You do not have to go to the degree of gene mixing that will result in a mule to get the equivalent of hybrid vigor.  The Danish study cited on the Main Page of this site demonstrates that even increasing the distance between the birthplaces of a couple by a few miles is enough to produce an increase in the number of children in the first generation.  Those couples are enjoying the fleeting blessing of hybrid vigor. 

So increased height and in later years increased weight seem to be simply hybrid vigor in action as we have made our gene pools ever larger and more diverse.  So why should mixing genes make you fat?  And for that matter, why should obesity be related to diabetes and hypertension, all of which seem to occur together in what is now called the metabolic syndrome?

Reflect that obesity can kill you.  Starvation can kill you too, and generally a lot faster.  If your ideal weight is 170 pounds, you might be able to survive for a while at a weight of 240 or more.  Dropping to 100 pounds and below, would probably be a worse health problem.  Diabetes, high blood sugar, can kill you, but low blood sugar will kill you faster.  If 100 is a good blood sugar, then 200 is too high, but you might hardly notice it for a while.  A blood sugar of zero would finish you off at once.  If 120/80 mm Hg is a good blood pressure, you would be in a state of emergency if it rose to 240/160.  0/0 would mean you were already dead. 

So all three components of the metabolic syndrome have this in common: they are bad but probably not so bad as the reverse. 

If a system is evolving that is trying to maintain itself in a good homeostatic balance between to deadly extremes, one would expect it to have more robust defenses against the swift killer than against the slow one.  The fine tuning that controls the level of blood sugar, blood pressure and intake of nutrition is not symmetrical.  It will respond more dramatically to a challenge in one direction than another.

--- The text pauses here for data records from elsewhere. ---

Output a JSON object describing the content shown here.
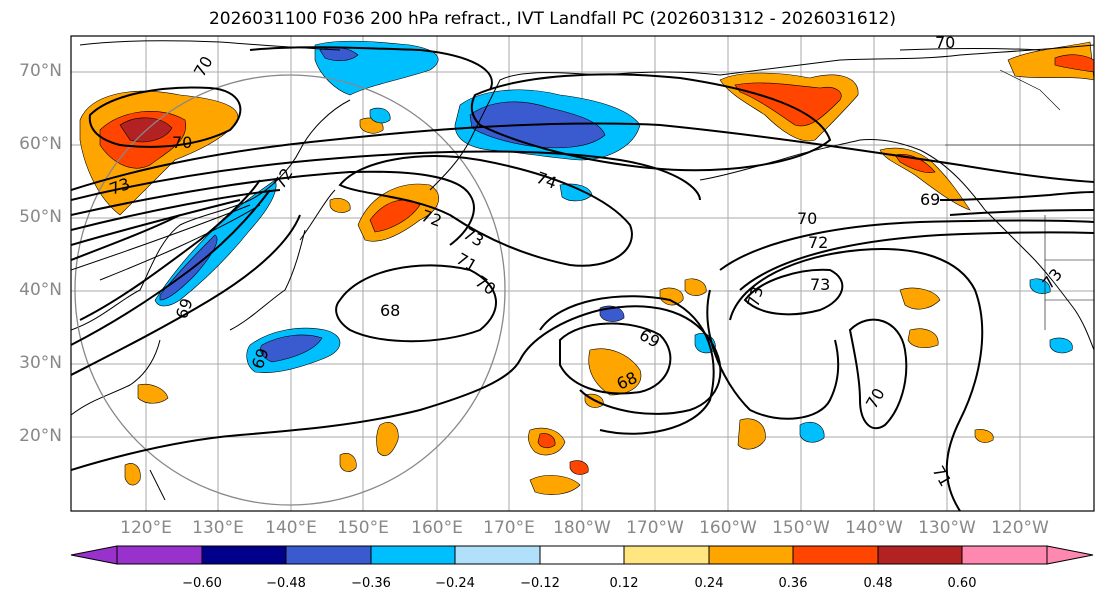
{
  "title": "2026031100 F036 200 hPa refract., IVT Landfall PC (2026031312 - 2026031612)",
  "lat_labels": [
    "70°N",
    "60°N",
    "50°N",
    "40°N",
    "30°N",
    "20°N"
  ],
  "lon_labels": [
    "120°E",
    "130°E",
    "140°E",
    "150°E",
    "160°E",
    "170°E",
    "180°W",
    "170°W",
    "160°W",
    "150°W",
    "140°W",
    "130°W",
    "120°W"
  ],
  "colorbar": {
    "ticks": [
      "−0.60",
      "−0.48",
      "−0.36",
      "−0.24",
      "−0.12",
      "0.12",
      "0.24",
      "0.36",
      "0.48",
      "0.60"
    ],
    "colors": [
      "#9932cc",
      "#00008b",
      "#3a5bcf",
      "#00bfff",
      "#b0e0fa",
      "#ffffff",
      "#ffe680",
      "#ffa500",
      "#ff4500",
      "#b22222",
      "#ff88b0"
    ]
  },
  "contour_labels": [
    "70",
    "72",
    "73",
    "74",
    "70",
    "72",
    "73",
    "68",
    "71",
    "70",
    "69",
    "68",
    "69",
    "70",
    "72",
    "73",
    "73",
    "71",
    "70",
    "69",
    "73",
    "70",
    "69"
  ]
}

Well and good.  So we are equipped to survive many kinds of challenge.  Then stir the gene pool up, mixing genes and control signals from different sources.  Look what happens to blood sugar as the genes get scrambled.  Some of the mismatches of tuning will tend to drive the blood sugar down.  Others will tend to elevate it.  But since the systems that support blood sugar are more vigorous than those that limit it, the net effect if there is a problem will usually be to raise the blood sugar.

The same logic holds for nutrition and for blood pressure.  In other words, accepting as I propose that starvation is worse than obesity, shock worse than hypertension and hypoglycemia worse than diabetes, then the metabolic syndrome is predictable any time the gene pool size gets out of hand, as it probably did in Neolithic times too. 

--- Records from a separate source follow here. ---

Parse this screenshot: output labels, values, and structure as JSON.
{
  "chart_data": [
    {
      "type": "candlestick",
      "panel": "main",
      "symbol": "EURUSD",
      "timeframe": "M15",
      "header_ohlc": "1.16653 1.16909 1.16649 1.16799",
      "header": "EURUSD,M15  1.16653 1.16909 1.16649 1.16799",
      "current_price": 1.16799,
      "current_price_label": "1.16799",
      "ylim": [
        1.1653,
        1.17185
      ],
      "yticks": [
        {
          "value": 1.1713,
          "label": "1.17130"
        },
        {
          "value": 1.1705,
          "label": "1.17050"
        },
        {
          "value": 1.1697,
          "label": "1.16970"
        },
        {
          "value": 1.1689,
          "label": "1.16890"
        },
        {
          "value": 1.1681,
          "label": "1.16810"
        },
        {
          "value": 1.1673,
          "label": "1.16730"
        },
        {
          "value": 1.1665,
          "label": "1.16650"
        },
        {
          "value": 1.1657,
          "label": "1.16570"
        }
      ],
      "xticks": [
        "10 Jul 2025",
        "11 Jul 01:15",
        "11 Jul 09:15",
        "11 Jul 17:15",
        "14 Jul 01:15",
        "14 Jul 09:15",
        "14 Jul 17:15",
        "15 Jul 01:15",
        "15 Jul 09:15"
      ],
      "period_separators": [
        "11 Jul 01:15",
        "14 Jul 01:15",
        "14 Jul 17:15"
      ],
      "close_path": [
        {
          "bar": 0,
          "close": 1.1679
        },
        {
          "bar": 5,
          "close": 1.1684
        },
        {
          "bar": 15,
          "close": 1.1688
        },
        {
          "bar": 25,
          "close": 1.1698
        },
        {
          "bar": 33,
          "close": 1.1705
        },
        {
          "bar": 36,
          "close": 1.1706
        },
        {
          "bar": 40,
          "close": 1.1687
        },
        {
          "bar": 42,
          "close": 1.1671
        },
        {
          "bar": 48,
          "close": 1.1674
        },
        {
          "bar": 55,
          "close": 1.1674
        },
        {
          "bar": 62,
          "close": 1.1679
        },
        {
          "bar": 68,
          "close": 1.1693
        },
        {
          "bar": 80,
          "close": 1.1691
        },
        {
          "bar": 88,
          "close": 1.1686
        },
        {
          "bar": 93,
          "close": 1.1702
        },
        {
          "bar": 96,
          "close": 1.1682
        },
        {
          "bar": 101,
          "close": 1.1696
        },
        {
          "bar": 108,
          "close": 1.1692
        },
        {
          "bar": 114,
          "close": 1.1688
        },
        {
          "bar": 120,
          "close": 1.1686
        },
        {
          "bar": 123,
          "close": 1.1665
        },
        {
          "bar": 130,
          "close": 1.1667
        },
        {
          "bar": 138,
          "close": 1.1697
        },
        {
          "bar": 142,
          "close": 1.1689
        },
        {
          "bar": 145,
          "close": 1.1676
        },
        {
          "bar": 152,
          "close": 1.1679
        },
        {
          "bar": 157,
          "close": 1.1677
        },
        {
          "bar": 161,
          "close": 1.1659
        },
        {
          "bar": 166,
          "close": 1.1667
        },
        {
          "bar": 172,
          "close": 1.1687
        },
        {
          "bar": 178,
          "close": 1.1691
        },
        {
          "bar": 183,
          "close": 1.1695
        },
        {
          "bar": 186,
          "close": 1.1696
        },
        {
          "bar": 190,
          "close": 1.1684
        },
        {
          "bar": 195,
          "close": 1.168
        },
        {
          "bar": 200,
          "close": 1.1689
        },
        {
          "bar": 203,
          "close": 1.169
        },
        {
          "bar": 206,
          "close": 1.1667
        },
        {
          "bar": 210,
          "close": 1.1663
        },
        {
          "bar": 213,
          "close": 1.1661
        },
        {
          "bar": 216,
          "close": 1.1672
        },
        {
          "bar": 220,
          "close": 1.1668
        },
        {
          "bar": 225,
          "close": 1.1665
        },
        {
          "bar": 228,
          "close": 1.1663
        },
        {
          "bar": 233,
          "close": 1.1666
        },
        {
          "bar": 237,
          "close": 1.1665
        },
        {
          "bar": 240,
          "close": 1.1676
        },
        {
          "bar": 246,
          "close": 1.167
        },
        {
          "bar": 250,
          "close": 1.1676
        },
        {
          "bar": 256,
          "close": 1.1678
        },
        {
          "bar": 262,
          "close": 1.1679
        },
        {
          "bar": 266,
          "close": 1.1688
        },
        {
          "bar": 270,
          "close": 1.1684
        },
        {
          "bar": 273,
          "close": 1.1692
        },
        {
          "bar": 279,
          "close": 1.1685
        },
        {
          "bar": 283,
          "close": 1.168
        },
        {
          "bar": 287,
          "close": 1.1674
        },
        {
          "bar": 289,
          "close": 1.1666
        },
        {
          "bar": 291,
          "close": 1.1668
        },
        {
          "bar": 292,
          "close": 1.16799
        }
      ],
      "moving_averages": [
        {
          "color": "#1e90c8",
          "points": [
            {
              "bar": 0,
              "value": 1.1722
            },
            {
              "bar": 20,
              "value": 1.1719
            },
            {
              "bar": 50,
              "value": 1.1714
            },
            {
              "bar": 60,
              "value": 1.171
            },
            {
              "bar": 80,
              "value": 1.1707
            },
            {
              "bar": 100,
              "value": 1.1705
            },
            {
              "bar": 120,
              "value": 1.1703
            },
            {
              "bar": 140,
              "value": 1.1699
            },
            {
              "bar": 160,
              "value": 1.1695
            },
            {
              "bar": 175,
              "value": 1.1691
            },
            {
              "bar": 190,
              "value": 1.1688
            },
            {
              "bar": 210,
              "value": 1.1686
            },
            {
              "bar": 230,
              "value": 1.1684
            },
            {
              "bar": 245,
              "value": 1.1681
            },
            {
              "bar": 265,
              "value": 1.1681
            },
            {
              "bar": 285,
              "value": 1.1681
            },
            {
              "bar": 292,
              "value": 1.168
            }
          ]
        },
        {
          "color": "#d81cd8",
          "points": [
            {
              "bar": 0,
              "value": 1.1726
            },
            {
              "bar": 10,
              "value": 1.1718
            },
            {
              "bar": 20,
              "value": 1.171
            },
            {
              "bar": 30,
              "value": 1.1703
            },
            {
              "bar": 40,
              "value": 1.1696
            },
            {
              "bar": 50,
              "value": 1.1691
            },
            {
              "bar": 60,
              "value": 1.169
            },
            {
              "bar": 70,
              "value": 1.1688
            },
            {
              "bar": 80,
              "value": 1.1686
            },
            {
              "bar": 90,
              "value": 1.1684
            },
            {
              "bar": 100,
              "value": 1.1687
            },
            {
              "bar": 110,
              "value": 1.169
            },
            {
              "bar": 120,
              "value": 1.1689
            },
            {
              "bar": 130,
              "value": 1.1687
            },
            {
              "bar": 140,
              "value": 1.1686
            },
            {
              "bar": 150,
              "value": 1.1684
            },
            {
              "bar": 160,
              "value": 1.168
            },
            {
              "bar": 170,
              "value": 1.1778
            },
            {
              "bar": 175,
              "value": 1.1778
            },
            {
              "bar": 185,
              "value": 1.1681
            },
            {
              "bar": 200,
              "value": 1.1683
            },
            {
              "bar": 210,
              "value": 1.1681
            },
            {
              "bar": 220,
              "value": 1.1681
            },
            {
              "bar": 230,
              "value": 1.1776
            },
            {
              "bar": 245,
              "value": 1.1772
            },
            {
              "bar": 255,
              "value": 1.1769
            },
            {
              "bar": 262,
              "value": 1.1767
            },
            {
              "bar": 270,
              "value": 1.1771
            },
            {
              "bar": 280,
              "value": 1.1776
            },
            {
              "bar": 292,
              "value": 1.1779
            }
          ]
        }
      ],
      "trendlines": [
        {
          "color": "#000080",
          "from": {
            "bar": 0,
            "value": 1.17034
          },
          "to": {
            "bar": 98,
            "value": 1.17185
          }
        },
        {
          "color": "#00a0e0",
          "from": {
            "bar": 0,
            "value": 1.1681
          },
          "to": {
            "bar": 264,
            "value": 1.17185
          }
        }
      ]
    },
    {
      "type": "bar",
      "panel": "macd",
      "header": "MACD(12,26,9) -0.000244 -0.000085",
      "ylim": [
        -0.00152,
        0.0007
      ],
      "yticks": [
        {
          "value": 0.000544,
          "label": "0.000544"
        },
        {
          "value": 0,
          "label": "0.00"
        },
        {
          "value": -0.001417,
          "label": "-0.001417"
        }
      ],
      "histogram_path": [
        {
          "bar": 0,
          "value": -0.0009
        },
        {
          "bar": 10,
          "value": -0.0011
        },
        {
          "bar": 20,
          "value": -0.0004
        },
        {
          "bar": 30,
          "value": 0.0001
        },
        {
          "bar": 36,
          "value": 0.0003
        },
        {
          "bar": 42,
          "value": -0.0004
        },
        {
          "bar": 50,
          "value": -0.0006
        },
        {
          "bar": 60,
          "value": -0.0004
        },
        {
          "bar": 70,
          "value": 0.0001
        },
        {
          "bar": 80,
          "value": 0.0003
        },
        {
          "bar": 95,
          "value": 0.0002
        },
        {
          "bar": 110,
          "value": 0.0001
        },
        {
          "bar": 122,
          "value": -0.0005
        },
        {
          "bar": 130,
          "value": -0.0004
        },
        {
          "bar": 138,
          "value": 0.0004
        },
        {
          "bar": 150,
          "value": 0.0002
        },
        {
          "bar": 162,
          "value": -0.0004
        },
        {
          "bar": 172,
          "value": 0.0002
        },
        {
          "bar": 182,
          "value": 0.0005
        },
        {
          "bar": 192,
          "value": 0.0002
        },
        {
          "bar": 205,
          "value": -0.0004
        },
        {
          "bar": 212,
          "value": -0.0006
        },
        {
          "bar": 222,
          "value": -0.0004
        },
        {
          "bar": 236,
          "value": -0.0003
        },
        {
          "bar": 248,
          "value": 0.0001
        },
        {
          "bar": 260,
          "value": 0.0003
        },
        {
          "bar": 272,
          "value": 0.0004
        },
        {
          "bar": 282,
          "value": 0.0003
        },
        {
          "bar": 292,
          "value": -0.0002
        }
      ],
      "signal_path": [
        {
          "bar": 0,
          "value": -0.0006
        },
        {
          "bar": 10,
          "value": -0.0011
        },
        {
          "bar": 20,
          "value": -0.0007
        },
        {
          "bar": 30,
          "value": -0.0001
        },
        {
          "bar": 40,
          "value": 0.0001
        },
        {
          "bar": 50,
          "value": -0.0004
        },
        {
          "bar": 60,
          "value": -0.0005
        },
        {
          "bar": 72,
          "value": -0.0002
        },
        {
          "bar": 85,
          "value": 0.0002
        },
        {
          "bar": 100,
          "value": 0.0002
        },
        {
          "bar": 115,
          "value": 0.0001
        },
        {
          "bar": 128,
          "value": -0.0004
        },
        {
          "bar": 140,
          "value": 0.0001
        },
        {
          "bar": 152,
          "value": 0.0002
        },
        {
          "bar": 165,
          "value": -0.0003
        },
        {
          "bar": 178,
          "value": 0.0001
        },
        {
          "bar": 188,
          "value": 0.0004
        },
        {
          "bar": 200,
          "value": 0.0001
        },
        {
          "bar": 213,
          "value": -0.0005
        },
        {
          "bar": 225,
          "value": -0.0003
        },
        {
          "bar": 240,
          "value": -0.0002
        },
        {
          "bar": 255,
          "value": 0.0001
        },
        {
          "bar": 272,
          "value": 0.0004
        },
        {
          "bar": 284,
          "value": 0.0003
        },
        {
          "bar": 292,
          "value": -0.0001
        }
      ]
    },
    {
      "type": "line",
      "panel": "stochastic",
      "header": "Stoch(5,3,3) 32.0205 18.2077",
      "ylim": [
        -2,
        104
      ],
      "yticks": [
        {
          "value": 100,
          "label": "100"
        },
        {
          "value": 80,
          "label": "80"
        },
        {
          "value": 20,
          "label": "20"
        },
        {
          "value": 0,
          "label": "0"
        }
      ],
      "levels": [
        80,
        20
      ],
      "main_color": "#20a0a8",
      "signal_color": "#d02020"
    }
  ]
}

We should have known this would happen.  The only way it could not happen would be that evolution never occurred AND we were designed by a total incompetent.  I confess I have had my moments of doubt, but in all my life I have never heard anyone seriously maintain both of those notions. 

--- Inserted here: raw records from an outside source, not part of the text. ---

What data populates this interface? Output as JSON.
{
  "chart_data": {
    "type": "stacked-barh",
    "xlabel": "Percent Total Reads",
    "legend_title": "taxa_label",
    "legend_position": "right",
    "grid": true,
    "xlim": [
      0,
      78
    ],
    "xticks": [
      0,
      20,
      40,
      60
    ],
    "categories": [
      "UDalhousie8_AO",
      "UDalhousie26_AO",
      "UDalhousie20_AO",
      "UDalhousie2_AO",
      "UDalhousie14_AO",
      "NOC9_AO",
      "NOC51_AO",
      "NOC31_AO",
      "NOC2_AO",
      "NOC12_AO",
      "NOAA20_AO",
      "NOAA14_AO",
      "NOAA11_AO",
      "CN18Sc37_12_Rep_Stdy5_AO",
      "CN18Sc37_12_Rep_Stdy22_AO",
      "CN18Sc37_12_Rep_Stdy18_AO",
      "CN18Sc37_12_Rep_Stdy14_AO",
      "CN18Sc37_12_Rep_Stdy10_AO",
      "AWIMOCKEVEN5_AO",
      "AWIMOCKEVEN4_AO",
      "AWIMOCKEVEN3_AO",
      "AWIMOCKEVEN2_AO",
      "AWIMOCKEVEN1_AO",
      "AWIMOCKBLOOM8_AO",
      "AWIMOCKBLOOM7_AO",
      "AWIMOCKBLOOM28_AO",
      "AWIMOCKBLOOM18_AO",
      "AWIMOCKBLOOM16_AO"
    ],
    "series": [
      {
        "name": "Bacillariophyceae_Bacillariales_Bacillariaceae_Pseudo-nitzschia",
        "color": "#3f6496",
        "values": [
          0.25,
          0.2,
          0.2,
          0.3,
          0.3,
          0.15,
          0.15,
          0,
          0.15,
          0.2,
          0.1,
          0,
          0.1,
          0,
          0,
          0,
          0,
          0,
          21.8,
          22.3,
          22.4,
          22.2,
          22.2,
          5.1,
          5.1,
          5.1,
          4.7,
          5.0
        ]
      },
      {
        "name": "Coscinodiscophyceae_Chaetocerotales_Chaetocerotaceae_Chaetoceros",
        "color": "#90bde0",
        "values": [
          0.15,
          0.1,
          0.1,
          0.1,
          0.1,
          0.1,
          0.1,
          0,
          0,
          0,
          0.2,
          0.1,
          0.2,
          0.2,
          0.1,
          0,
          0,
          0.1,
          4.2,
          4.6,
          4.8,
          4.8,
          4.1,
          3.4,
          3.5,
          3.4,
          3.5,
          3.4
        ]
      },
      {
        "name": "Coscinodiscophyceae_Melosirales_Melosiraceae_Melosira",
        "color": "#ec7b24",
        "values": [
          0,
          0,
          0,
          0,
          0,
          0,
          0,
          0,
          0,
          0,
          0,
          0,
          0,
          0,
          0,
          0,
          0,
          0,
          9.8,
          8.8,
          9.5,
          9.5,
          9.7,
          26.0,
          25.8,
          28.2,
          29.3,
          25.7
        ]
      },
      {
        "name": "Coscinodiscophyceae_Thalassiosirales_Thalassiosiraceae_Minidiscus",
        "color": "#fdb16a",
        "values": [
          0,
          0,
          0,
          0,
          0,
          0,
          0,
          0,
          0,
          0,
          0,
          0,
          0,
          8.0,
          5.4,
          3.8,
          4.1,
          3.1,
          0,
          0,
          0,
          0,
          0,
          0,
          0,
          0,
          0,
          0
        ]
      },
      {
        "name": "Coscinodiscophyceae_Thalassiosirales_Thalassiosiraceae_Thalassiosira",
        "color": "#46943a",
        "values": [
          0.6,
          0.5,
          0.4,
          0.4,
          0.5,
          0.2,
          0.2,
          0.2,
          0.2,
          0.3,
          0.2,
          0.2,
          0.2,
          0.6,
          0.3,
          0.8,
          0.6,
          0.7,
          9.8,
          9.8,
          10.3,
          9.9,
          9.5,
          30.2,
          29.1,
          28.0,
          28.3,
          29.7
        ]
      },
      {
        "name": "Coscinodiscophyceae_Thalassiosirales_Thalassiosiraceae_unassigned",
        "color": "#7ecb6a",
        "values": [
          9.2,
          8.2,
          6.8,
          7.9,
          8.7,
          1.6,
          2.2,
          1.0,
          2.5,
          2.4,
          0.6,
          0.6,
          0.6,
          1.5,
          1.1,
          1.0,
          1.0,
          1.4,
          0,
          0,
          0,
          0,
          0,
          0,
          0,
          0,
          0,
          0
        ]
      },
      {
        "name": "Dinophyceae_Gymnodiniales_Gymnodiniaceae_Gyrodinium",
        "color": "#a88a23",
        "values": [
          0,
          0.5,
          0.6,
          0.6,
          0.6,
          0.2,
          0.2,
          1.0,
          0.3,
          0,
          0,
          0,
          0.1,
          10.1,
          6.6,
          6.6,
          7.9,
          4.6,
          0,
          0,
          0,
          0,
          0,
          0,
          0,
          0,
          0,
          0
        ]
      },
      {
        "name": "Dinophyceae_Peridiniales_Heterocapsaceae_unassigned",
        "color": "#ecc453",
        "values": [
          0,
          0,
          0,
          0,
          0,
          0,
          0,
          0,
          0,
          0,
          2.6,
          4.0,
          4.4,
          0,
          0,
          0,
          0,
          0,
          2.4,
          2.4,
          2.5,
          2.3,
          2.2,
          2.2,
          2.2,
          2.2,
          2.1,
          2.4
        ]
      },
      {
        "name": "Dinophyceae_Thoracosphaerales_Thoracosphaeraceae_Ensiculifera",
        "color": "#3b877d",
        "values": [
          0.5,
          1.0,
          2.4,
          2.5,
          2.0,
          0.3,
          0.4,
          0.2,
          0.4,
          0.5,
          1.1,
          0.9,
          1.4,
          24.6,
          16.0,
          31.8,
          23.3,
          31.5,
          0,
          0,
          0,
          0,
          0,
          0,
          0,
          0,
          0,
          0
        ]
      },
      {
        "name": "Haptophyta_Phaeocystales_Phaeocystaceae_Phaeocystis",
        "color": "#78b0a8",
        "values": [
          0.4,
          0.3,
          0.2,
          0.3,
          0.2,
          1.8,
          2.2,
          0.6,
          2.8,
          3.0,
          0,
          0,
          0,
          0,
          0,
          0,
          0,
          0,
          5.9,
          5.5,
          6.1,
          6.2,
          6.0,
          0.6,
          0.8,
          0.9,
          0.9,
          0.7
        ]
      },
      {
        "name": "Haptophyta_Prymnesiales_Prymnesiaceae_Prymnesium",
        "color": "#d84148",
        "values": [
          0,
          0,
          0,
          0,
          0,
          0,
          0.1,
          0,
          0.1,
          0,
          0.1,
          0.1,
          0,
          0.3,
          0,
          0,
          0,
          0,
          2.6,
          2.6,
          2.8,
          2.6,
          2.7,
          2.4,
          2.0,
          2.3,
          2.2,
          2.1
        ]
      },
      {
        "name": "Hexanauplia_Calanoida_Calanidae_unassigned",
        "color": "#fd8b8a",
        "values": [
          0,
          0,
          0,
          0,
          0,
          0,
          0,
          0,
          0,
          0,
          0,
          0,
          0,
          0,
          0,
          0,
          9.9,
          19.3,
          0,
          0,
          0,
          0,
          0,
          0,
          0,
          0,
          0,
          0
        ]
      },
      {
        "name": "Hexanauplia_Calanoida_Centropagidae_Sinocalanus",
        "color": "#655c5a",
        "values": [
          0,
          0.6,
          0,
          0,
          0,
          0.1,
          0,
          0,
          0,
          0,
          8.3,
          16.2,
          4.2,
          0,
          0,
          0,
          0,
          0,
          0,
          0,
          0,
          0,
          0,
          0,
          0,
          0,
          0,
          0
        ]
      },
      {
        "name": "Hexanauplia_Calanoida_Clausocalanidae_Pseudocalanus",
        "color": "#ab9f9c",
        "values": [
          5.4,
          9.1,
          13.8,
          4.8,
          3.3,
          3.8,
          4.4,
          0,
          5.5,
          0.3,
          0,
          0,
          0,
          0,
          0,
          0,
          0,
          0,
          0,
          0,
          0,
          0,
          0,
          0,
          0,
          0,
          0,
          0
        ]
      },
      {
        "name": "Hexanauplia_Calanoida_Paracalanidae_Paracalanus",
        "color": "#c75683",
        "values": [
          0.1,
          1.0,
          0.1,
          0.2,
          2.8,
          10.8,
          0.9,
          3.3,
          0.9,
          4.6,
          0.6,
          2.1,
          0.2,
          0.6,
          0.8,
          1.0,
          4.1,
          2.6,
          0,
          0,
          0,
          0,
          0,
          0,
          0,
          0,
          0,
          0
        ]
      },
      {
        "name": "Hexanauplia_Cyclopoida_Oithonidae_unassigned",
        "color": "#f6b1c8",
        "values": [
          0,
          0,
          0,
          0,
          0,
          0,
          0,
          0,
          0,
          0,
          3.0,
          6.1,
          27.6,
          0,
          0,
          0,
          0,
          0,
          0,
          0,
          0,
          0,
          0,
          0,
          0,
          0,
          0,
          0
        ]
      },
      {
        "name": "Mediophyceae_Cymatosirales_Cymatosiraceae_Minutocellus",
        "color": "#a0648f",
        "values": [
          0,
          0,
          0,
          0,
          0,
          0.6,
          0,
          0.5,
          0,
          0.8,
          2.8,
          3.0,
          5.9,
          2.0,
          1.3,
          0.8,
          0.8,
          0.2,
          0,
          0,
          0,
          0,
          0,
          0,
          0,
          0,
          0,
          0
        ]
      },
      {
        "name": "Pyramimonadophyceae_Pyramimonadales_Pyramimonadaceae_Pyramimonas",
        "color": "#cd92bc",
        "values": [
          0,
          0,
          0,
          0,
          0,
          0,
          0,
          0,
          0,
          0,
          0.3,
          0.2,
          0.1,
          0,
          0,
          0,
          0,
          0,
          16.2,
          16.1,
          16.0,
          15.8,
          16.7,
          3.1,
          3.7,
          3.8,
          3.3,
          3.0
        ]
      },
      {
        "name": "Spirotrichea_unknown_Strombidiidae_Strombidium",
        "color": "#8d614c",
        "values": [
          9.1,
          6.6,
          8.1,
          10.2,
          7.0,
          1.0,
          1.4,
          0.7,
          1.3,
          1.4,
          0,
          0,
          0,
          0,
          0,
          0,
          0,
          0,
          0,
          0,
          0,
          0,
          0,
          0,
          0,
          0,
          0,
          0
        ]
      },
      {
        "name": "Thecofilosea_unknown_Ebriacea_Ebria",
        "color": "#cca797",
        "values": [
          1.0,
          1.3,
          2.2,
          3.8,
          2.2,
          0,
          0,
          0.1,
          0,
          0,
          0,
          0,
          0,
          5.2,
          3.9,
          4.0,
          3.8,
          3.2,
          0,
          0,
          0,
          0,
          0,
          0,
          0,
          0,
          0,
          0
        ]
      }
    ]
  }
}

Like so many things, this theory can be tested.  Again, we could turn to the Iceland study.  I do not know whether they have a significant problem with metabolic syndrome like so many other rich countries, but if they do it would be very simple to count up a bunch of obese people and an age matched bunch of lean people and then use the work they have already done on relatedness and fertility and to see if there was a correlation between metabolic syndrome and a low degree of relatedness. 

The problem is so important and the study would be so easy that it is hard to imagine it not happening.

But maybe metabolic syndrome does not occur in Iceland.  Since they are the most homogenous population in the world, that would already be a clue.  Otherwise, someone ought to undertake the serious and difficult task of making the same comparison in a rich, fat society with incomplete genealogical records.